Avec quelques boutades et compliments sur l'allure de la jeune fille, Caesar mit fin à l'interview et appela alors Aleksander à monter sur scène. Vêtu simplement d'un costume bleu nuit en accord avec ses yeux, et d'une pince en forme de croix retenant ses cheveux, il regarda à peine le public et salua poliment Caesar, l'air totalement froid. Le clip le montra en plein entraînement, en train manifestement de s'échauffer, puis la tête en bas, en train de dénouer un truc suspendu dans le vide. Il atterrit sur ses pieds, et dans la poussière soulevée apparu le chiffre neuf.
« Neuf ! Eh bien mes amis nous avons un très bon cru cette année il semblerait, un commentaire ?
_ Aucun.
_ Et concernant Nataniel, vous êtes frères, n'est-ce pas ?

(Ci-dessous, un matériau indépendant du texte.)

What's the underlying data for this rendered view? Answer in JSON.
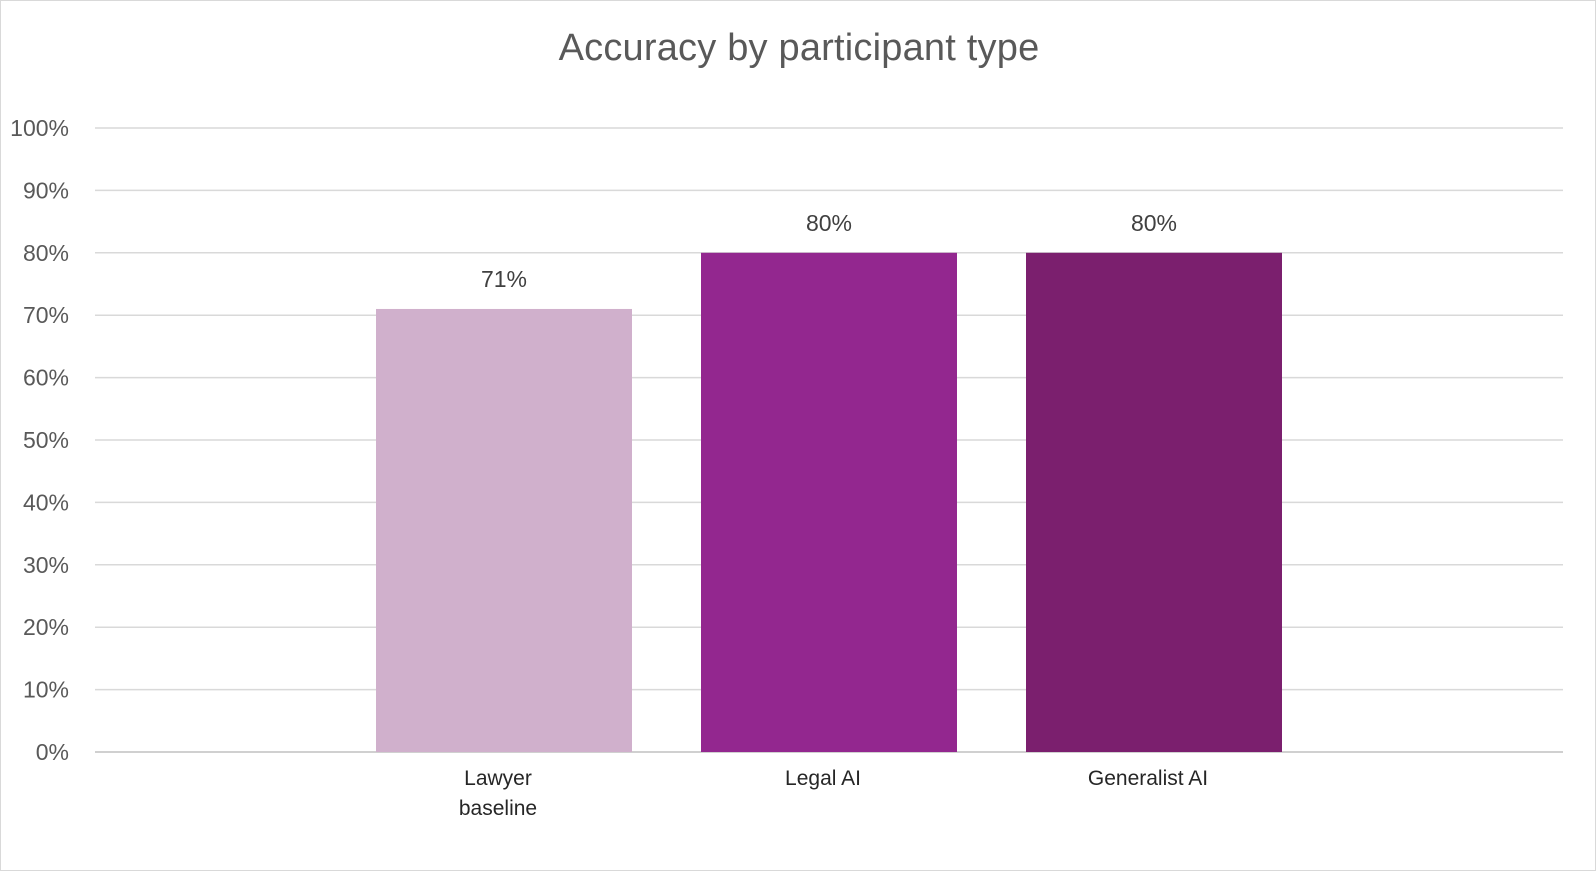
{
  "chart_data": {
    "type": "bar",
    "title": "Accuracy by participant type",
    "xlabel": "",
    "ylabel": "",
    "ylim": [
      0,
      100
    ],
    "yticks": [
      "0%",
      "10%",
      "20%",
      "30%",
      "40%",
      "50%",
      "60%",
      "70%",
      "80%",
      "90%",
      "100%"
    ],
    "categories": [
      [
        "Lawyer",
        "baseline"
      ],
      [
        "Legal AI"
      ],
      [
        "Generalist AI"
      ]
    ],
    "values": [
      71,
      80,
      80
    ],
    "data_labels": [
      "71%",
      "80%",
      "80%"
    ],
    "colors": [
      "#d0b0cc",
      "#93278f",
      "#7b1f6e"
    ],
    "grid": true,
    "legend": "none"
  }
}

_ A croire que c'est la mode d'envoyer des fratries à l'abattoir.
_ Hm… Et tu penses que l'un de vous deux a ses chances ?
_ J'ai mes chances. Il a les siennes.
_ Tu parierais sur lequel d'entre vous si tu pouvais ?

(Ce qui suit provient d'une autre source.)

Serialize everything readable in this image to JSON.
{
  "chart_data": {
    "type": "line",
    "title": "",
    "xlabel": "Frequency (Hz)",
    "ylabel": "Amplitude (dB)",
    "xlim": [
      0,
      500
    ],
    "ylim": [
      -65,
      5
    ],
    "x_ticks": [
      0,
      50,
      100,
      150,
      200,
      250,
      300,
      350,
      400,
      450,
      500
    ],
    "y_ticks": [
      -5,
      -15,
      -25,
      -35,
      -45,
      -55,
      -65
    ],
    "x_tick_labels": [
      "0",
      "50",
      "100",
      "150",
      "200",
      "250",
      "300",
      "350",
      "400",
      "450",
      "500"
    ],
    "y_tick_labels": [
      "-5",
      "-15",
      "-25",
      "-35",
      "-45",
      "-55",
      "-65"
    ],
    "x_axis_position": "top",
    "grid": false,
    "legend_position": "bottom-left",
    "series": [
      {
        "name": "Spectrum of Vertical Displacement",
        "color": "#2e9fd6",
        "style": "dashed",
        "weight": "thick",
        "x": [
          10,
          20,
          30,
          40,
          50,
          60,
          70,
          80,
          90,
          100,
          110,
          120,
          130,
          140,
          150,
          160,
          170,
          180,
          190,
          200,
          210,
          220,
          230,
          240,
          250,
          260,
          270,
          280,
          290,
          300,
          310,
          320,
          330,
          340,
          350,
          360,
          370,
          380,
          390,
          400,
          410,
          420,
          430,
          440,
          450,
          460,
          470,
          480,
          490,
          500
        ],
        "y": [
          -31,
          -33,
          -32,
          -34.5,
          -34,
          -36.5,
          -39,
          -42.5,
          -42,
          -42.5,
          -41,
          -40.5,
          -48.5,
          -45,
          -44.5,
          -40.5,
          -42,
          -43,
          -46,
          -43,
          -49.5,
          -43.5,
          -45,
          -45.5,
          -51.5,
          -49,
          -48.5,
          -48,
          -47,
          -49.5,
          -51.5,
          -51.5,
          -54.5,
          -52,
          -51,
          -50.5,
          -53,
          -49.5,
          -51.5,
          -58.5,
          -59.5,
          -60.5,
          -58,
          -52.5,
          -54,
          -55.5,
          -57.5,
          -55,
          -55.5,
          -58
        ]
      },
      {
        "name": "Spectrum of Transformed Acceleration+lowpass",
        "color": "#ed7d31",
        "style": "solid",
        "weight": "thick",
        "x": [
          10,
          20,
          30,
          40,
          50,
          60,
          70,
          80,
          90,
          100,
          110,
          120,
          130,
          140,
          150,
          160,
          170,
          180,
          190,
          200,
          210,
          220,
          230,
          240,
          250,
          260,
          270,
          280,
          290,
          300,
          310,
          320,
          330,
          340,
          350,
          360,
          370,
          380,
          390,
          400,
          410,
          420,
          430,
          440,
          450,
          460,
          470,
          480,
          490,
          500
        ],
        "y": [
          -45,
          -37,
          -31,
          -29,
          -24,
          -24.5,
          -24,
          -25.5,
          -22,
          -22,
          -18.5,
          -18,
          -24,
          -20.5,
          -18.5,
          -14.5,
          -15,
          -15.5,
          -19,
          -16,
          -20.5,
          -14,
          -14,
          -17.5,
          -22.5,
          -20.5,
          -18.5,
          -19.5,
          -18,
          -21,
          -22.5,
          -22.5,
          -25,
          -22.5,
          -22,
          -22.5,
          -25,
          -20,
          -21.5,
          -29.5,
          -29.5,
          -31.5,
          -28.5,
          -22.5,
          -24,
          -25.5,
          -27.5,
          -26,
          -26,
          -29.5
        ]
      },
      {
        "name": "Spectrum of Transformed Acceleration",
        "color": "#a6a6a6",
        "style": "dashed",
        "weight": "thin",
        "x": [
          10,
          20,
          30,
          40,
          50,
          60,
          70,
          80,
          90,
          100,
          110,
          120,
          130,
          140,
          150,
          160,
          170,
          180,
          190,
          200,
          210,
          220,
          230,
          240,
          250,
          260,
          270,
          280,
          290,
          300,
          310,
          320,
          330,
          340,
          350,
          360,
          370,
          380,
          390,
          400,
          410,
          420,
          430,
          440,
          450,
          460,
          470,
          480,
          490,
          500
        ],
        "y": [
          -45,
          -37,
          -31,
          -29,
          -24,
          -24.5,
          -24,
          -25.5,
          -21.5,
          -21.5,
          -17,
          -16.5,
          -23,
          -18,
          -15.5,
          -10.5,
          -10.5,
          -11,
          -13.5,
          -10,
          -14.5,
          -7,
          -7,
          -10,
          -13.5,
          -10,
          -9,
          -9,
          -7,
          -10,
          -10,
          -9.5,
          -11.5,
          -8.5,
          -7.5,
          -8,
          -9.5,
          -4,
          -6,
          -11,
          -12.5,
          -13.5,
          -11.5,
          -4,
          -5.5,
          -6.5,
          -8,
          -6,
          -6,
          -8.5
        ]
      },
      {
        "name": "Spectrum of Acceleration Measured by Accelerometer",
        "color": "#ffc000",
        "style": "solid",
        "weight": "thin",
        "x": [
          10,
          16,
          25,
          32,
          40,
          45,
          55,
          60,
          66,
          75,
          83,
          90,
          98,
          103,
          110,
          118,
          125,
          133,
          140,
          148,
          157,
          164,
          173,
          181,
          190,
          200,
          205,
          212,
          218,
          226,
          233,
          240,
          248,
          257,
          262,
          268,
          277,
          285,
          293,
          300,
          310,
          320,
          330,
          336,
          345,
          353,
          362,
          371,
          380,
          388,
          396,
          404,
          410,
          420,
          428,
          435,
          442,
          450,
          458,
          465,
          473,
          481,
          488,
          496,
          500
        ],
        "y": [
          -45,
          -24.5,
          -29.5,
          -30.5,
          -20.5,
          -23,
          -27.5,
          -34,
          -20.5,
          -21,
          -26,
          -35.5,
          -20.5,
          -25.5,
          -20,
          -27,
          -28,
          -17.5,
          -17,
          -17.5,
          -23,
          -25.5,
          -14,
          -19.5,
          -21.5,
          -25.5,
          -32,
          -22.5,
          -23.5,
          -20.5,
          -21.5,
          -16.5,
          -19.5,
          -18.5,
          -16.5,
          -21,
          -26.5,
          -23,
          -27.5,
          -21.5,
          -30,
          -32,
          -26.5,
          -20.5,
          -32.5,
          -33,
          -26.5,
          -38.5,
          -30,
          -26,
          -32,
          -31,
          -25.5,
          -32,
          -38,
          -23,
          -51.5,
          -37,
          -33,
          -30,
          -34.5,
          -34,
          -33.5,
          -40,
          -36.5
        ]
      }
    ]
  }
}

_ Sur Nat. Parce que si je gagne, lui ne gagne pas.
_ … C'est logique.
_ Je sais. Mais je garantis que ça se paiera.
_ Quoi donc ?
_ Vous savez très bien. »
L'interview s'arrêta étonnamment à ce moment, ne laissant pas à Aleksander l'occasion de proférer plus de menaces à l'encontre du Capitole. Caesar fit entrer ensuite le jeune frère de la fratrie Eriksen. Nataniel, dans un costume vert d'eau, traina des pieds jusqu'au plateau, adressant un vague signe au public et à Caesar avant que son clip ne commence. On pouvait le voir à l'atelier des nœuds, exceller à montrer à une silhouette plus petite comment faire un nœud de huit, puis à ramper dans le parcourt pour se relever sous le huit doré qui donnait sa note finale. Caesar le félicita et essaya cette fois d'y aller avec des pincettes pour ne pas provoquer l'adolescent.
« Alors, Nataniel, nerveux hein ?
_ Hm…
_ Allons ne sois pas timide, sourit un peu, personne va te manger, n'est-ce pas mes amis ?
_ Pas vous non.
_ Tu aurais peur de tes adversaires ? Un grand garçon comme toi ? Voyo-
_ J'suis pas un gamin.
_ J'ai pas dit que tu l'étais !
_ Votre ton condescendant. Vous pensez que j'vais rester tout le jeu dans les basques de mon frère pour qu'il me protège des grands méchants pas beaux.
_ Mais je ne …
_ Chut. J'ai raison. Et je vous le dit tout haut. Aucun de nous ne tuera l'autre, si c'est ce que vous vouliez. »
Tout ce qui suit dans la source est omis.